Tips for Better Local AI Performance
- Mind your VRAM. A model’s file size on disk roughly matches the RAM it needs, so check your available memory first and then choose the best model that fits, not the other way around.
- Tune the context window. A large context eats memory fast. If you’re not feeding the model long documents, shrink it and hand those resources back to speed.
- Keep models on an SSD. They load into memory noticeably faster, and on a spinning drive, the wait before each session gets old in a hurry.
- Finally, match the model to the job. There’s no reason to fire up a 32B coding model to draft an email. A 7B handles chat, a coder model handles code, and a reasoning model handles math.
Conclusion
If you remember one thing, make it this: start small and start with a GUI. Install LM Studio or Jan AI, grab a 7B or 8B model that fits your RAM, and just live with it for a week. You’ll learn what your hardware can handle far faster than any spec sheet will tell you.
Beginners should open LM Studio first. Privacy purists belong in Jan AI or Ollama. If portability is your priority, Llamafile travels lighter than anything else here. Developers want Ollama from day one, and anyone buried in documents should give AnythingLLM a serious look. The barrier to private, free, offline AI on Windows 11 has basically collapsed, and the only question left is which model fits your machine.
FAQ
Can I run ChatGPT locally on Windows 11?
Not ChatGPT itself, since it’s a closed, cloud-only product. But you can run open models like Llama, Qwen, or DeepSeek locally for a very similar offline chat experience. For everyday work, writing code, summarizing, drafting emails, answering questions, a well-chosen local model is good enough that most people can’t tell the difference in a blind test.

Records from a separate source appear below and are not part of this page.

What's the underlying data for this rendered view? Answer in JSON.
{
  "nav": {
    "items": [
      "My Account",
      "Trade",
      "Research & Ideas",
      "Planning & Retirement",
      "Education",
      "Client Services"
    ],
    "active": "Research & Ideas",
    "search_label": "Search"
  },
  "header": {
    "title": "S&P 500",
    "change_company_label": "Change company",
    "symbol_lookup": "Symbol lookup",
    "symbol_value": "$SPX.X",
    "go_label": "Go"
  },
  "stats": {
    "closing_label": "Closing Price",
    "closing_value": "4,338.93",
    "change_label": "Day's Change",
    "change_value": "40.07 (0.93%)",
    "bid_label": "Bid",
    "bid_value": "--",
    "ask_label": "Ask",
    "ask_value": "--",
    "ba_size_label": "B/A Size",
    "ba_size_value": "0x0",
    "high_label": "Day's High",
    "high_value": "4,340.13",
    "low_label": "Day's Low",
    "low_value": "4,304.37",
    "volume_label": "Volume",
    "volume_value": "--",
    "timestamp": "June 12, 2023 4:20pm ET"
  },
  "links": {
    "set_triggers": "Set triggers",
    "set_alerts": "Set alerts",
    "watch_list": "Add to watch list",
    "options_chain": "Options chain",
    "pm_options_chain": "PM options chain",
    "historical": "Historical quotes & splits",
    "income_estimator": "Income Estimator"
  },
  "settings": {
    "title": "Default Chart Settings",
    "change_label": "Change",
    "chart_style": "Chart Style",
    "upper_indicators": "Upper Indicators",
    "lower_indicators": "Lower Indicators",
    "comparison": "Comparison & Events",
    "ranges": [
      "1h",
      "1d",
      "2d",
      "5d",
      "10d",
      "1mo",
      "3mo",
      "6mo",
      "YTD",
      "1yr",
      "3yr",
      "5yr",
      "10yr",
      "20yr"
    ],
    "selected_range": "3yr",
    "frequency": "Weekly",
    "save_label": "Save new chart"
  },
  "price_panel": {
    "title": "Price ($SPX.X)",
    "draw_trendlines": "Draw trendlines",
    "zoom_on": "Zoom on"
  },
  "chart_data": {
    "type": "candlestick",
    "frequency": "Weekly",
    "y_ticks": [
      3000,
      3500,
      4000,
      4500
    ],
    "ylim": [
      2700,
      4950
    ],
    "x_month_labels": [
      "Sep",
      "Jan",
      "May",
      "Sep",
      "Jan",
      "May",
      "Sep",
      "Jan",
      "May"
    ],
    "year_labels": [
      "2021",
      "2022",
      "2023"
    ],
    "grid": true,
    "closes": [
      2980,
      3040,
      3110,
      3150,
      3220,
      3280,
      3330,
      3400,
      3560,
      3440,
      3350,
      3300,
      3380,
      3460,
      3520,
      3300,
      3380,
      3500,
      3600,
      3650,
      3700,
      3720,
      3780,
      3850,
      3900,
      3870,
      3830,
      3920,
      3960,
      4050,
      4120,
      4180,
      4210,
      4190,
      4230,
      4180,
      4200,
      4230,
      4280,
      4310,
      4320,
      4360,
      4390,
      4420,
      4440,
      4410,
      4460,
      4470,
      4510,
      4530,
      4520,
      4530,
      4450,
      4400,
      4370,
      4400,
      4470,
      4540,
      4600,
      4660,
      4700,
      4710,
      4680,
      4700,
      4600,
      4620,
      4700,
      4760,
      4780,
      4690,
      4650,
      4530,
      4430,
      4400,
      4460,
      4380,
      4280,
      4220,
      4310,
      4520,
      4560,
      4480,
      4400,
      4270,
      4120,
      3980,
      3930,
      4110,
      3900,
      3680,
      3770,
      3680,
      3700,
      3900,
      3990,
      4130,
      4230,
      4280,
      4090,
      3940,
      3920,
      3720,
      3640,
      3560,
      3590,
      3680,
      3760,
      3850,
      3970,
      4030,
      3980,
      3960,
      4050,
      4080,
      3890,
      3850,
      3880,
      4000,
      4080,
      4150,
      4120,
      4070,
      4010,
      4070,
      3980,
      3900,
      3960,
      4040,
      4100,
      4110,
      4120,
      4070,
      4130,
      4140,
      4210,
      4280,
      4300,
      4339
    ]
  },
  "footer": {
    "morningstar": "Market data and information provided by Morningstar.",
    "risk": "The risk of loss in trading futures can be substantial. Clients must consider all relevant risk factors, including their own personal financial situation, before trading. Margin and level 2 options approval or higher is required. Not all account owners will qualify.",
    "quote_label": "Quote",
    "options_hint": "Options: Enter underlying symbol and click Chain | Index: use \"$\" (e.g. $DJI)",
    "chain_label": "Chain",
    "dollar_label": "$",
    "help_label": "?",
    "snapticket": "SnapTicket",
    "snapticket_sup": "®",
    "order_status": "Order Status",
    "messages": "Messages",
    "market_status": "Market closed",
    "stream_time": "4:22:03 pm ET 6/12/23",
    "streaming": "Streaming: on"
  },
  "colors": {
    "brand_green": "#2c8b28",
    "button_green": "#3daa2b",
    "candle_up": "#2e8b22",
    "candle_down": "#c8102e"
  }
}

What is the best free AI software for Windows?
For most people, it’s LM Studio for the easiest start, or Jan AI as the best fully open-source option. Developers should go with Ollama. There’s no universal winner; it comes down to whether you want a GUI, an API, or maximum control.

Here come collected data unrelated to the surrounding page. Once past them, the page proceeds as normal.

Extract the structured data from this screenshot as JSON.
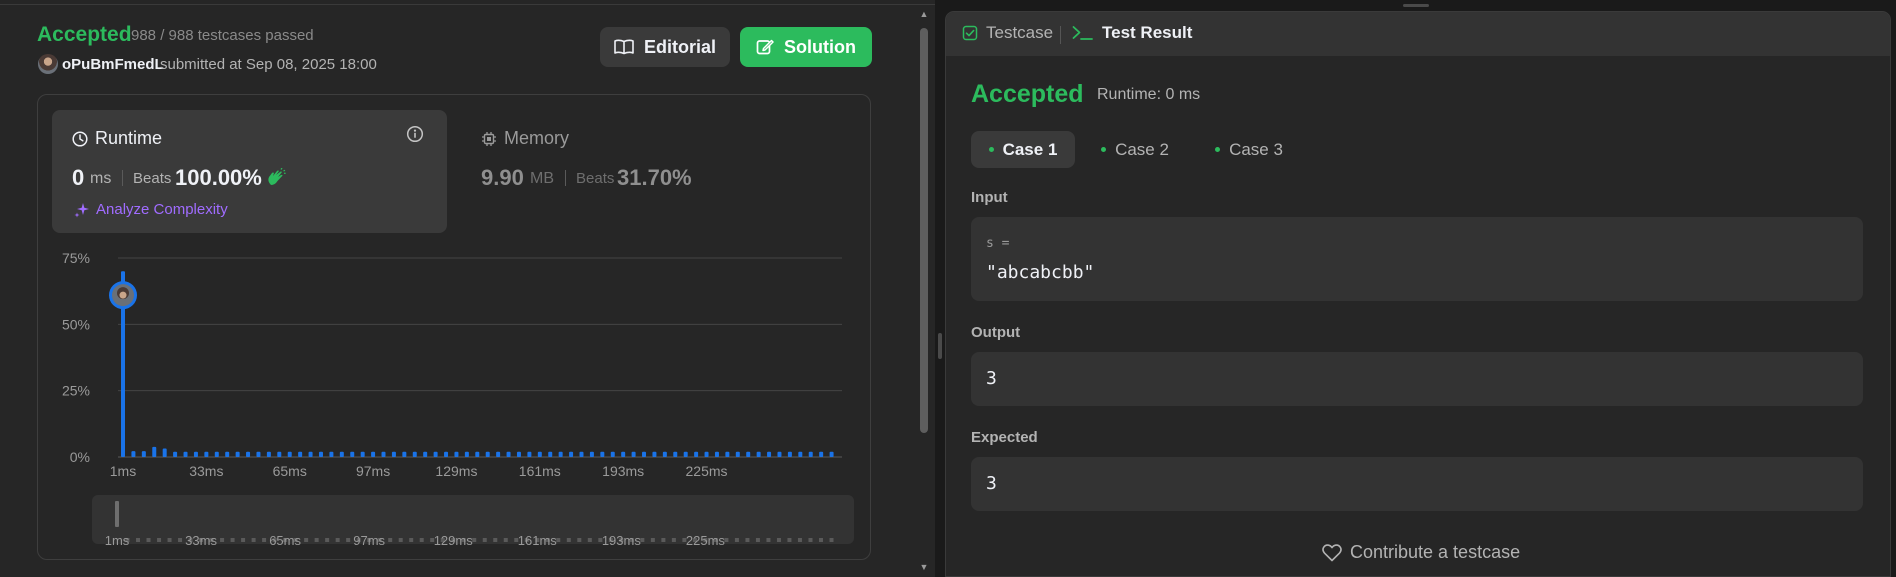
{
  "left": {
    "status": "Accepted",
    "testcases": "988 / 988 testcases passed",
    "username": "oPuBmFmedL",
    "submitted": "submitted at Sep 08, 2025 18:00",
    "editorial_label": "Editorial",
    "solution_label": "Solution",
    "runtime": {
      "title": "Runtime",
      "value": "0",
      "unit": "ms",
      "beats_label": "Beats",
      "percent": "100.00%",
      "analyze_label": "Analyze Complexity"
    },
    "memory": {
      "title": "Memory",
      "value": "9.90",
      "unit": "MB",
      "beats_label": "Beats",
      "percent": "31.70%"
    }
  },
  "right": {
    "tab_testcase": "Testcase",
    "tab_result": "Test Result",
    "result_status": "Accepted",
    "runtime_text": "Runtime: 0 ms",
    "cases": [
      "Case 1",
      "Case 2",
      "Case 3"
    ],
    "active_case": 0,
    "input_label": "Input",
    "input_var": "s =",
    "input_value": "\"abcabcbb\"",
    "output_label": "Output",
    "output_value": "3",
    "expected_label": "Expected",
    "expected_value": "3",
    "contribute_label": "Contribute a testcase"
  },
  "colors": {
    "accent_green": "#2cbb5d",
    "bar_blue": "#1a73e8",
    "purple": "#a06cff",
    "bg": "#262626"
  },
  "chart_data": {
    "type": "bar",
    "title": "",
    "y_ticks": [
      "75%",
      "50%",
      "25%",
      "0%"
    ],
    "ylim": [
      0,
      75
    ],
    "x_ticks": [
      "1ms",
      "33ms",
      "65ms",
      "97ms",
      "129ms",
      "161ms",
      "193ms",
      "225ms"
    ],
    "minimap_ticks": [
      "1ms",
      "33ms",
      "65ms",
      "97ms",
      "129ms",
      "161ms",
      "193ms",
      "225ms"
    ],
    "x": [
      1,
      5,
      9,
      13,
      17,
      21,
      25,
      29,
      33,
      37,
      41,
      45,
      49,
      53,
      57,
      61,
      65,
      69,
      73,
      77,
      81,
      85,
      89,
      93,
      97,
      101,
      105,
      109,
      113,
      117,
      121,
      125,
      129,
      133,
      137,
      141,
      145,
      149,
      153,
      157,
      161,
      165,
      169,
      173,
      177,
      181,
      185,
      189,
      193,
      197,
      201,
      205,
      209,
      213,
      217,
      221,
      225,
      229,
      233,
      237,
      241,
      245,
      249,
      253,
      257,
      261,
      265,
      269,
      273
    ],
    "values": [
      70,
      2.2,
      2.2,
      3.8,
      3.2,
      2.0,
      2.0,
      2.0,
      2.0,
      2.0,
      2.0,
      2.0,
      2.0,
      2.0,
      2.0,
      2.0,
      2.0,
      2.0,
      2.0,
      2.0,
      2.0,
      2.0,
      2.0,
      2.0,
      2.0,
      2.0,
      2.0,
      2.0,
      2.0,
      2.0,
      2.0,
      2.0,
      2.0,
      2.0,
      2.0,
      2.0,
      2.0,
      2.0,
      2.0,
      2.0,
      2.0,
      2.0,
      2.0,
      2.0,
      2.0,
      2.0,
      2.0,
      2.0,
      2.0,
      2.0,
      2.0,
      2.0,
      2.0,
      2.0,
      2.0,
      2.0,
      2.0,
      2.0,
      2.0,
      2.0,
      2.0,
      2.0,
      2.0,
      2.0,
      2.0,
      2.0,
      2.0,
      2.0,
      2.0
    ],
    "user_marker_x": 1,
    "user_marker_value": 61
  }
}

How much RAM do I need for local AI?
8GB is a workable minimum and covers models like Llama 3.3 8B and Qwen 2.5 Coder 7B for most everyday tasks. 16GB is comfortable, and 32GB opens the door to larger models.

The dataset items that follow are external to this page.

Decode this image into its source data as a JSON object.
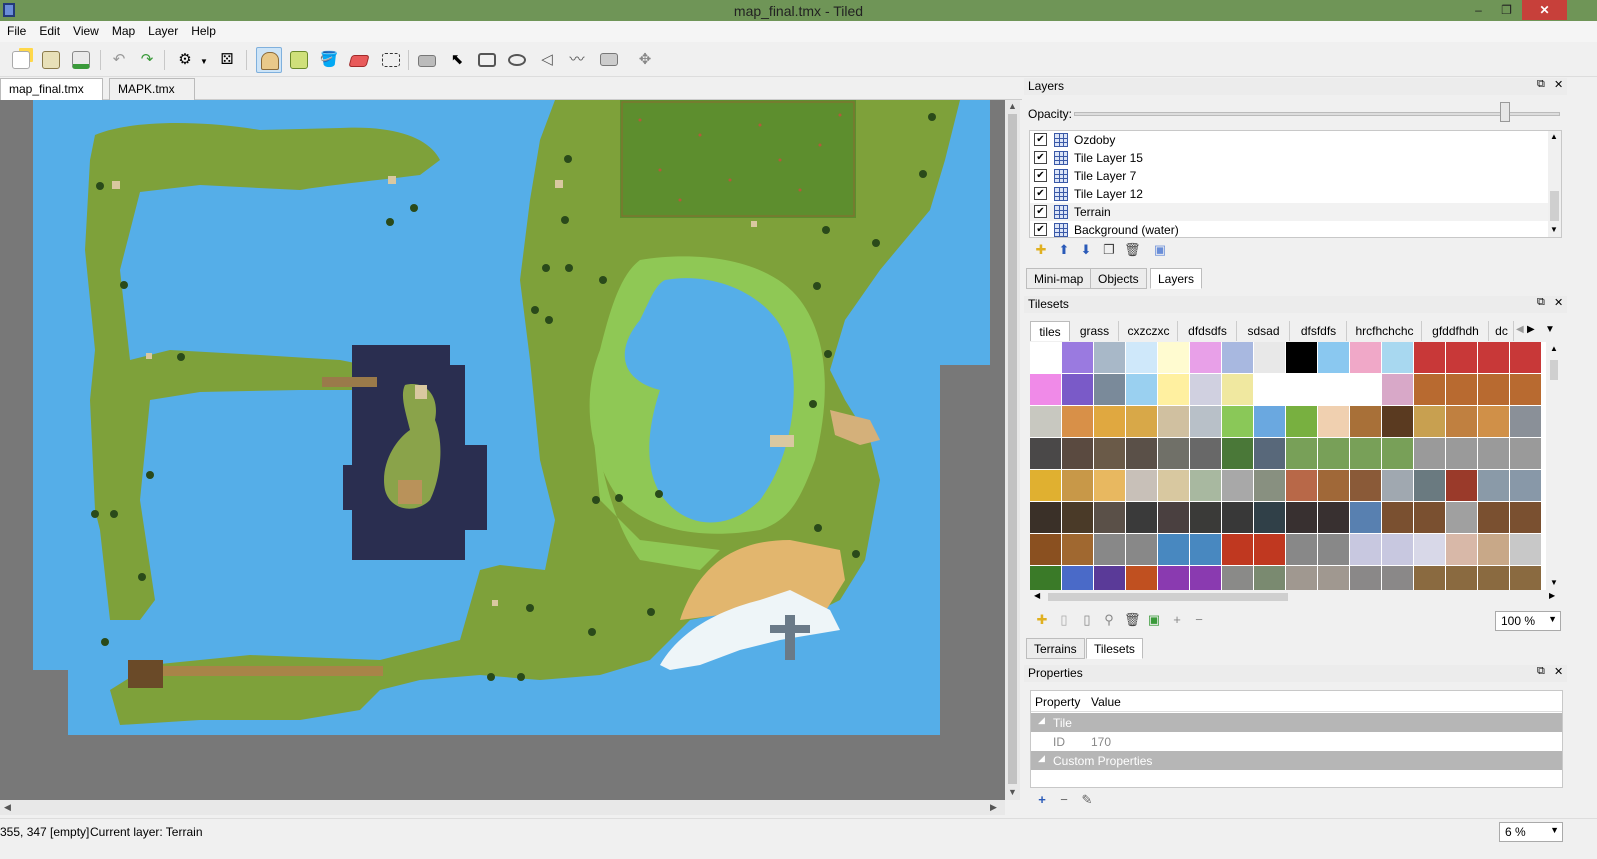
{
  "window": {
    "title": "map_final.tmx - Tiled",
    "controls": [
      "–",
      "❐",
      "✕"
    ]
  },
  "menu": [
    "File",
    "Edit",
    "View",
    "Map",
    "Layer",
    "Help"
  ],
  "toolbar": {
    "buttons": [
      "new-file",
      "open-file",
      "save-file",
      "undo",
      "redo",
      "commands",
      "random-mode",
      "stamp-brush",
      "terrain-brush",
      "bucket-fill",
      "eraser",
      "rectangular-select",
      "magic-wand",
      "select-objects",
      "insert-rectangle",
      "insert-ellipse",
      "insert-polygon",
      "insert-polyline",
      "insert-tile",
      "edit-polygons"
    ]
  },
  "document_tabs": [
    {
      "label": "map_final.tmx",
      "active": true
    },
    {
      "label": "MAPK.tmx",
      "active": false
    }
  ],
  "layers_panel": {
    "title": "Layers",
    "opacity_label": "Opacity:",
    "opacity": 1.0,
    "layers": [
      {
        "name": "Ozdoby",
        "visible": true,
        "selected": false
      },
      {
        "name": "Tile Layer 15",
        "visible": true,
        "selected": false
      },
      {
        "name": "Tile Layer 7",
        "visible": true,
        "selected": false
      },
      {
        "name": "Tile Layer 12",
        "visible": true,
        "selected": false
      },
      {
        "name": "Terrain",
        "visible": true,
        "selected": true
      },
      {
        "name": "Background (water)",
        "visible": true,
        "selected": false
      }
    ],
    "tabs": [
      "Mini-map",
      "Objects",
      "Layers"
    ],
    "active_tab": "Layers"
  },
  "tilesets_panel": {
    "title": "Tilesets",
    "tabs": [
      "tiles",
      "grass",
      "cxzczxc",
      "dfdsdfs",
      "sdsad",
      "dfsfdfs",
      "hrcfhchchc",
      "gfddfhdh",
      "dc"
    ],
    "active_tab": "tiles",
    "zoom": "100 %",
    "tabs_bottom": [
      "Terrains",
      "Tilesets"
    ],
    "active_bottom_tab": "Tilesets"
  },
  "properties_panel": {
    "title": "Properties",
    "headers": [
      "Property",
      "Value"
    ],
    "group_tile": "Tile",
    "id_label": "ID",
    "id_value": "170",
    "group_custom": "Custom Properties"
  },
  "status": {
    "coords": "355, 347 [empty]",
    "current_layer": "Current layer: Terrain",
    "zoom": "6 %"
  },
  "colors": {
    "titlebar": "#6f9557",
    "water": "#55aee8",
    "grass": "#7ea13a",
    "light_grass": "#8fc855",
    "sand": "#e2b66e",
    "snow": "#eef5f8",
    "dark_island": "#2a2e50",
    "canvas_bg": "#787878"
  }
}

Can I run AI models without a GPU?
Yes. On CPU-only systems, stay under 8B parameters for response times you can live with. It’s slower than GPU inference but perfectly usable for casual work.
Is local AI safer than cloud AI?
For privacy, clearly yes. Every tool here runs inference entirely on-device, so no prompt text, context, or output gets sent to an external server while you’re using it. Your data never leaves your PC, which is the whole reason most people make the switch.